A apreciada secção “Maria Corisca”, do Correio dos Açores, publicou então uma nota a apoiar os meus artigos sobre este assunto. Transcrevo o apontamento para recordar: “Ricos! Ainda ontem li no jornal que tão generosamente me acolhe no seu seio um artigo do jornalista Tomás Quental Mota Vieira a sugerir o regresso dos seis quadros da via-sacra pintados nos anos setenta por Monsenhor Baptista Ferreira para a Igreja do Imaculado Coração de Maria, na Rua Barão das Laranjeiras, e que mais tarde foram “desterrados” para a ermida da Mãe de Deus. Basta que sejam dignamente emoldurados e será um acto de justiça à memória de quem construiu o templo do Imaculado Coração de Maria.

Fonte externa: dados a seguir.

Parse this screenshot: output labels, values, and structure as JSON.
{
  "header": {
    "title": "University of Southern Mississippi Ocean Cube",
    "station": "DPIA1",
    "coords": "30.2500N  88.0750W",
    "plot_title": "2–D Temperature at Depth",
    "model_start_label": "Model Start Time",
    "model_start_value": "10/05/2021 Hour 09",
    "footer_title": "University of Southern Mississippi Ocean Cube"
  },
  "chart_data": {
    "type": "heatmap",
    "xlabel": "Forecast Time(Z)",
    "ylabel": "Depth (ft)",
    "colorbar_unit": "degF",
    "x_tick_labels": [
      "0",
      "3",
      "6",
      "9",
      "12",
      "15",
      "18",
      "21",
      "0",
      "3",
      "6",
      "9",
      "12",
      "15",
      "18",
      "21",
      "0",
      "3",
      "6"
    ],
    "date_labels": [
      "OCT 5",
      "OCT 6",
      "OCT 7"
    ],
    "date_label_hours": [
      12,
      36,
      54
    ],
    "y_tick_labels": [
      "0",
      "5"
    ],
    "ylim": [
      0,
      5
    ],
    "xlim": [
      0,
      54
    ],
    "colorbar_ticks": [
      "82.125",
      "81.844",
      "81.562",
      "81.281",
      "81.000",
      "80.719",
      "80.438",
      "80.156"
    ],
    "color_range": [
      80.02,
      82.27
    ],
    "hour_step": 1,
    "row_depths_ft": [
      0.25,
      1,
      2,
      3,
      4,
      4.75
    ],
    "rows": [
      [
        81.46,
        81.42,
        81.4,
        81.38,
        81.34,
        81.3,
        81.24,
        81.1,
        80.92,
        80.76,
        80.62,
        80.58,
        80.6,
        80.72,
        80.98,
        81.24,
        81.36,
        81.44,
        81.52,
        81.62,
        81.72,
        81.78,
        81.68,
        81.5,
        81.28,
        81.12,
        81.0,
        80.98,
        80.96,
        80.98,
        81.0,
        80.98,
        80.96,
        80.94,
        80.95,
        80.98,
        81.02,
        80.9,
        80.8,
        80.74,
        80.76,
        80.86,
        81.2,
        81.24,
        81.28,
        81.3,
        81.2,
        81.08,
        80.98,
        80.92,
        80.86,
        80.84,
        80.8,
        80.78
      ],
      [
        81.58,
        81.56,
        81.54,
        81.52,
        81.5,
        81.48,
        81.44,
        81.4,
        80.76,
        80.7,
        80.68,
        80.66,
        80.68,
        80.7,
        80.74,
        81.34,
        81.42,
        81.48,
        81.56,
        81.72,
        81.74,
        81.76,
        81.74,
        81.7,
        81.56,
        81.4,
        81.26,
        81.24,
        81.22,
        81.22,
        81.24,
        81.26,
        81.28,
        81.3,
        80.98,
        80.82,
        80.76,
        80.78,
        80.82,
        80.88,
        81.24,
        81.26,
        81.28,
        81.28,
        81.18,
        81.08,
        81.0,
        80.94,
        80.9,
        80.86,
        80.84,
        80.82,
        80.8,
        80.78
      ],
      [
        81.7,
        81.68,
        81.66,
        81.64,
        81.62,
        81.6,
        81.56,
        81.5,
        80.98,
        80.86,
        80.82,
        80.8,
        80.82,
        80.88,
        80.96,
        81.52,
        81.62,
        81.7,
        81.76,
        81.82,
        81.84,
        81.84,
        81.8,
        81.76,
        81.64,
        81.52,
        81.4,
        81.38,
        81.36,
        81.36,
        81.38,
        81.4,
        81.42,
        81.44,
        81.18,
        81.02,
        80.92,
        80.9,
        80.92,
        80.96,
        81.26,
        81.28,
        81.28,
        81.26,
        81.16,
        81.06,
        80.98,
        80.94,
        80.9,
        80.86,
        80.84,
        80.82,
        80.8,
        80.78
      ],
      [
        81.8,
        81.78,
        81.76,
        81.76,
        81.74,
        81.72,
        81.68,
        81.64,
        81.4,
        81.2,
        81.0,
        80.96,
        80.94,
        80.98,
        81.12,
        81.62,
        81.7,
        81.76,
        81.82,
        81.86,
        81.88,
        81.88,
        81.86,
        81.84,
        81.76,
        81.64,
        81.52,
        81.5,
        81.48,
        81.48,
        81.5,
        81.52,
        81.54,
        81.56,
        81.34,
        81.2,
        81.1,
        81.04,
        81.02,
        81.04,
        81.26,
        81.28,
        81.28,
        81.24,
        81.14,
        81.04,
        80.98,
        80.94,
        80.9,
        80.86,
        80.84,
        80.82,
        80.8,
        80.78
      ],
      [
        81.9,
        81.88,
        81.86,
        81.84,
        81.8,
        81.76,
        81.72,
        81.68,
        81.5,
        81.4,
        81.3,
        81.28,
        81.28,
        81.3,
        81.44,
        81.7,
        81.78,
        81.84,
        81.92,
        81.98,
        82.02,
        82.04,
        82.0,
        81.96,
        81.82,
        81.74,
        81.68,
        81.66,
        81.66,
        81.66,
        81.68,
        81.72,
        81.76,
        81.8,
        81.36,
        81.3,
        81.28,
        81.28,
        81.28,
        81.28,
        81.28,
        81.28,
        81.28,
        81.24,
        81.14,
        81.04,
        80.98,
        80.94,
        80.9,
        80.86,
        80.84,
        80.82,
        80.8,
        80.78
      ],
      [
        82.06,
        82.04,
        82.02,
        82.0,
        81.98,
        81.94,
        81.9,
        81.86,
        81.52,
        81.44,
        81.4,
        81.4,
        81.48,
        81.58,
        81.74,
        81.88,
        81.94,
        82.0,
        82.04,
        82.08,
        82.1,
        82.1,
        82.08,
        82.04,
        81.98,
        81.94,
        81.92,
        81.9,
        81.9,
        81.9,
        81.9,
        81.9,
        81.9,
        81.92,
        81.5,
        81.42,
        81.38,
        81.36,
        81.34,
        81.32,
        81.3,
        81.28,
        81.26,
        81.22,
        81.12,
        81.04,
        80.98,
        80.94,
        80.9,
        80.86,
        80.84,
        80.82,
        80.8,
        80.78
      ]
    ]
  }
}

O Correio dos Açores este ano assinalou a sua edição de Páscoa trazendo à estampa a beleza destes quadros que mesmo sendo uma expressão popular de pintura religiosa em nada chocam com o estilo do templo onde lá estiveram mais de duas décadas. Em Fevereiro de 2017 ocorre o centenário do nascimento do Padre Baptista e a minha prima da Rua do Poço acha que o retorno dos quadros ao Imaculado Coração de Maria, seria uma grande homenagem a quem serviu São Pedro, com humildade e simplicidade”. Um sincero “bem haja!” para quem escreveu esta eloquente nota!
Apelo à hierarquia da Igreja Católica açoriana - ao novo bispo diretamente - que faça o favor de corrigir este erro e mande colocar de novo os quadros na Capela do Imaculado Coração de Maria, sem mais delongas nem justificações. Os quadros foram pintados para a Capela do Coração de Maria e, portanto, é lá que devem estar, em cumprimento da vontade e do desejo de monsenhor José Baptista Ferreira, que é o respectivo autor. A todo o tempo é tempo de corrigir uma injustiça! Como a Ermida da Mãe de Deus está numa situação de decrepitude, de resto é muito húmida em resultado da sua localização, as telas pintadas por monsenhor Baptista Ferreira devem ser urgentemente protegidas e transferidas para o templo de origem. Possivelmente, até já estão de algum modo danificadas. Estou para ver se há alguém nesta nossa terra - com inteligência e coração - que se disponha a resolver este assunto! Ou será que as citadas telas vão acabar um dia transformadas em lixo ou entulho? Então seria mesmo, sem qualquer dúvida, obra vergonhosa do diabo! Seria, sim, uma enorme vergonha, como enorme vergonha já é, de resto, não conservarem condignamente a Ermida da Mãe de Deus. Parece que o mais importante agora é construir hotéis e mais hotéis, mesmo em locais impróprios para o efeito, como na Calheta de Pêro de Teive. Quanto à defesa dos valores açorianos, sejam eles quais forem, a estratégia é cada vez mais “depois se verá”, como está a acontecer, também, com o histórico e belo edifício da Escola Secundária Antero de Quental, igualmente nesta cidade.